So, you want to write a novel, but you don't want it to take 5 years of year life? Have I got the solution for you! In just 30 days, you too can have a novel (albeit a 50,000 word novel, but who's counting). Crazy? Perhaps. But, it can be a lot of fun too.
November is National Novel Writing Month and the folks over at NaNoWriMo have all the tools in place to motivate you through a hectic month of writing. At a pace of 1666 words per day (give or take a half word or two), you may very well feel exhausted should you manage to reach the goal. But, hopefully, it's a triumphant kind of exhausted.
Though I won't be participating this year (need to finish WIP), I can recommend the experience. It can be fun, especially if you find a local group that's active. Though I "won" only once, it was a great motivation to get into a habit of writing every day...which I have since lost...and gained...and lost over time. So, if you're facing a rut of not writing right now, NaNoWriMo may be the thing for you. Don't take it lightly, though...or you may come out more frustrated than you were going in. A daily word count of 1666 is a lot. My first two attempts, I started out strong, then faltered badly at week two. This was partly from a lack of planning, but also from a lack of stamina. It takes a lot to crank out 1600+ words a day! When I "won", it was because I was able to sustain my writing at a pace where I wasn't having to constantly catch up. Dealing with the Thanksgiving holiday can also be tricky. Not exactly a ton of alone time to be had for most of us then.

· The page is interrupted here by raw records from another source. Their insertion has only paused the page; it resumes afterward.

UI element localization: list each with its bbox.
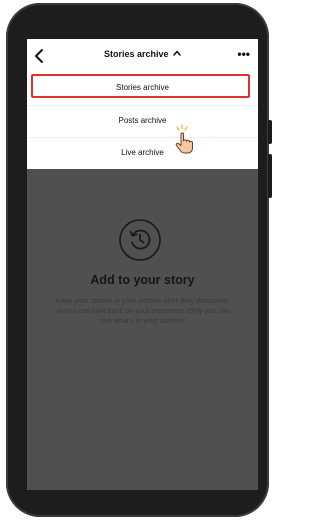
selection-highlight (31, 74, 250, 98)
archive-type-selector[interactable]: Stories archive (27, 49, 258, 59)
empty-state: Add to your story Keep your stories in y… (27, 169, 258, 490)
menu-item-label: Posts archive (118, 116, 167, 125)
menu-item-posts-archive[interactable]: Posts archive (27, 105, 258, 136)
top-bar: Stories archive ••• (27, 39, 258, 74)
phone-volume-button (268, 154, 272, 198)
empty-state-description: Keep your stories in your archive after … (54, 296, 231, 325)
more-horizontal-icon[interactable]: ••• (237, 47, 250, 61)
page-title: Stories archive (103, 49, 169, 59)
phone-side-button (268, 120, 272, 144)
empty-state-title: Add to your story (90, 273, 195, 287)
history-clock-icon (119, 219, 161, 261)
pointing-hand-icon (175, 124, 193, 154)
archive-dropdown-menu: Stories archive Posts archive Live archi… (27, 73, 258, 169)
phone-screen: Stories archive ••• Stories archive Post… (27, 39, 258, 490)
chevron-up-icon (173, 50, 181, 56)
menu-item-label: Live archive (121, 148, 164, 157)
menu-item-live-archive[interactable]: Live archive (27, 137, 258, 168)
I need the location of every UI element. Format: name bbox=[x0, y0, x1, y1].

The website itself is a lot of fun and lets you interact with writers on both a local and national level. They even have some cool gadgets to track both your progress and the progress of those in your area. It's all on an honor system, so you could technically cheat and "win" every year. But, all winning does is get you a little logo you can post somewhere that says you participated and won. Woo hoo. If you've just got to have that little logo, I guess there are worse things than claiming you did something you didn't, but I digress.
Give it a shot. Worst case scenario, you get some writing done and make some new writing friends. Best case, you get a really good head start on a novel (50,000 leaves you a bit short of actually finishing one) that you love and gain some writerly colleagues.